Earlier this year I had a most amazing experience, traveling to India to meet the President of the Tibetan government in Exile, the Speaker of the House, the Chief Justice of their Supreme Court and his holiness, the 14th Dalia Lama.
One of the take aways from this trip was the Tibetan attitude about the present and the future, first shared by Lobsang Sangay, the current President. It goes like this:
Tomorrow will be worse.
The next day will be worse.
And then it will get better.
This is subtly but importantly different than the equivalent saying of my mother and typical of mothers across America:
It’ll all work out.
The Tibetan version seems a lot more relevant and actionable to entrepreneurs, whose chosen lives are filled with repeated ups and downs. When in one of those downs, it feels like everything is falling apart and that the vision may not come true. But then you find a way forward. And typically, those downs don’t just last a single day, but take a few days or weeks (or sometimes a few months) to work out.
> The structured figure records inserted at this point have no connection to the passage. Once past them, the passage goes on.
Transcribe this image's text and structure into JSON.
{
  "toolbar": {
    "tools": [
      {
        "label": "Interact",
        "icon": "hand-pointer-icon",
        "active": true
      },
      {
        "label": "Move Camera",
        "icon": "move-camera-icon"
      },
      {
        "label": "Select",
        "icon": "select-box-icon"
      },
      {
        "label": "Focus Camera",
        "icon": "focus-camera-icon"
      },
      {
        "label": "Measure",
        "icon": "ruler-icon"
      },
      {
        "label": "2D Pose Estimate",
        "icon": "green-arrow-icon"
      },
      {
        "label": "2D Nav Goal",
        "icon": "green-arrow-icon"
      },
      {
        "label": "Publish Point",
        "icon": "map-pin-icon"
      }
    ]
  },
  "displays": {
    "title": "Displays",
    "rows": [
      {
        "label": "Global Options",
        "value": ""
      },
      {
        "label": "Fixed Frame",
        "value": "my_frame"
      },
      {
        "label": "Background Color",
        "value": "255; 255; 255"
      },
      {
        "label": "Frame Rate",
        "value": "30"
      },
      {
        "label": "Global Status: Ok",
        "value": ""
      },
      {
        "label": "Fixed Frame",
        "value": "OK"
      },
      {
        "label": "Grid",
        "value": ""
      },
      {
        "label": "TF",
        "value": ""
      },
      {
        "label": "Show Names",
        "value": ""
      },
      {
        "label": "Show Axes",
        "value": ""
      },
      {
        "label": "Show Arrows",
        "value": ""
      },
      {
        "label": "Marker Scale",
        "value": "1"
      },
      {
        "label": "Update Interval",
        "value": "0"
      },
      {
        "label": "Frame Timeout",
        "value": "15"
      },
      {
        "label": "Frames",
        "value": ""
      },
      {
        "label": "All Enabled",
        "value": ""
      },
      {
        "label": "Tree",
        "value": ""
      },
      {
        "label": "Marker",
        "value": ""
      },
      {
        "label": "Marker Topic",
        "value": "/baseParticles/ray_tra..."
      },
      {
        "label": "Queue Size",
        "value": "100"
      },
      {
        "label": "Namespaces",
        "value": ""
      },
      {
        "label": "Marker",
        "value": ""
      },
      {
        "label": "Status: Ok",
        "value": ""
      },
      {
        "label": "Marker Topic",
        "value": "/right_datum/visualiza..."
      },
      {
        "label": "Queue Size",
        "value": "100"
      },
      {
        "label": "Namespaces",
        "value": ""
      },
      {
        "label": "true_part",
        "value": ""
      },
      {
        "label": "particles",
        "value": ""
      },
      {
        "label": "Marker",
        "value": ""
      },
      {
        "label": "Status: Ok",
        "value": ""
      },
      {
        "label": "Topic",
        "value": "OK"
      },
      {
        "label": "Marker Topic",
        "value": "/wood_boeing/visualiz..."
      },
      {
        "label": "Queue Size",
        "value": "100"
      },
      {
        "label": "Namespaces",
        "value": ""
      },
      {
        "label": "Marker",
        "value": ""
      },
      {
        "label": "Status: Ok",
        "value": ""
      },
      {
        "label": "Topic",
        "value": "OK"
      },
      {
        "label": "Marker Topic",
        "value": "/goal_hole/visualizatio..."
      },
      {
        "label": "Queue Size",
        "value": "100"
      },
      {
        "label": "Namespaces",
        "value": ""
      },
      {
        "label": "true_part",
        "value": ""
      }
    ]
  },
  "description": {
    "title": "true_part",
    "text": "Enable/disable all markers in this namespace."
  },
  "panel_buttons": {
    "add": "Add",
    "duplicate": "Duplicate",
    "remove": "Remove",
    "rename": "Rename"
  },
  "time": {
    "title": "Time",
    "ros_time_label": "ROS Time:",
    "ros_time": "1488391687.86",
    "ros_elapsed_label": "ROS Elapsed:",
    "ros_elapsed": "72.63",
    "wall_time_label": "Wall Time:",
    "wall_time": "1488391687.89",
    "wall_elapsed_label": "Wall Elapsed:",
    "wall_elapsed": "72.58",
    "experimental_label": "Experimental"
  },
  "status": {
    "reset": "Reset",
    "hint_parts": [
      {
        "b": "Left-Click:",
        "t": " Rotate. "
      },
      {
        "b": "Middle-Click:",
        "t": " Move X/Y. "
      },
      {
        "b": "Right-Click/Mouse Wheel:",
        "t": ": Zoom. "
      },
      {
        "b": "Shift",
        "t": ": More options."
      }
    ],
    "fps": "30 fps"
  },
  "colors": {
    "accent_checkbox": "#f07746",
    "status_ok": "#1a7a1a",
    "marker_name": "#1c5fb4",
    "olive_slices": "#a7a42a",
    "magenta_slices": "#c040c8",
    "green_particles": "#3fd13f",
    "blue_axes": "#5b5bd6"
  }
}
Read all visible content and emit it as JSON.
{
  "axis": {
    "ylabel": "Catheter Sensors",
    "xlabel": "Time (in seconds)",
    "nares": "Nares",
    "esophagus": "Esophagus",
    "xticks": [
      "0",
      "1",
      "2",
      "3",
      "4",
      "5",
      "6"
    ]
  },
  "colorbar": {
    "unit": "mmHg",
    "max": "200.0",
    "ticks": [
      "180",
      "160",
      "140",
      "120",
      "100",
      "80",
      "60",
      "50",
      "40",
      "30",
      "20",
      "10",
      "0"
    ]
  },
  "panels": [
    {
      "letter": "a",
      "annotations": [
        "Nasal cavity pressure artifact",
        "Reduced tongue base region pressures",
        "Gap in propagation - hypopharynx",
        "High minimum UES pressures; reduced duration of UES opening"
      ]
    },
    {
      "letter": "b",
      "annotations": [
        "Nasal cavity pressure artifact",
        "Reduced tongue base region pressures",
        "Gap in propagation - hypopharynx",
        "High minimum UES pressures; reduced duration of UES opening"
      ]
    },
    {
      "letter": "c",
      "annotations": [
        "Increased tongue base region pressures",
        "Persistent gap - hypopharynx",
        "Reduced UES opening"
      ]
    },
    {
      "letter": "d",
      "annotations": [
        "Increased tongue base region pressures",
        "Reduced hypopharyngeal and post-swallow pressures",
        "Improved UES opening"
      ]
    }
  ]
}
When I heard the Tibetan version, I was reminded of a saying from one of my former VP of Sales (someone I admired so much I hired him into a second startup). Whenever we were having an up moment, when everything seemed to be working according to plan, he’d say:
Remember, an “Aw S#!t” moment is coming.
Remember, startup life is both ups and downs. If you are in a down, tomorrow will be worse. If you are in an up, an upcoming tomorrow will be worse too. But the opposite is true too, that things will eventually work themselves out.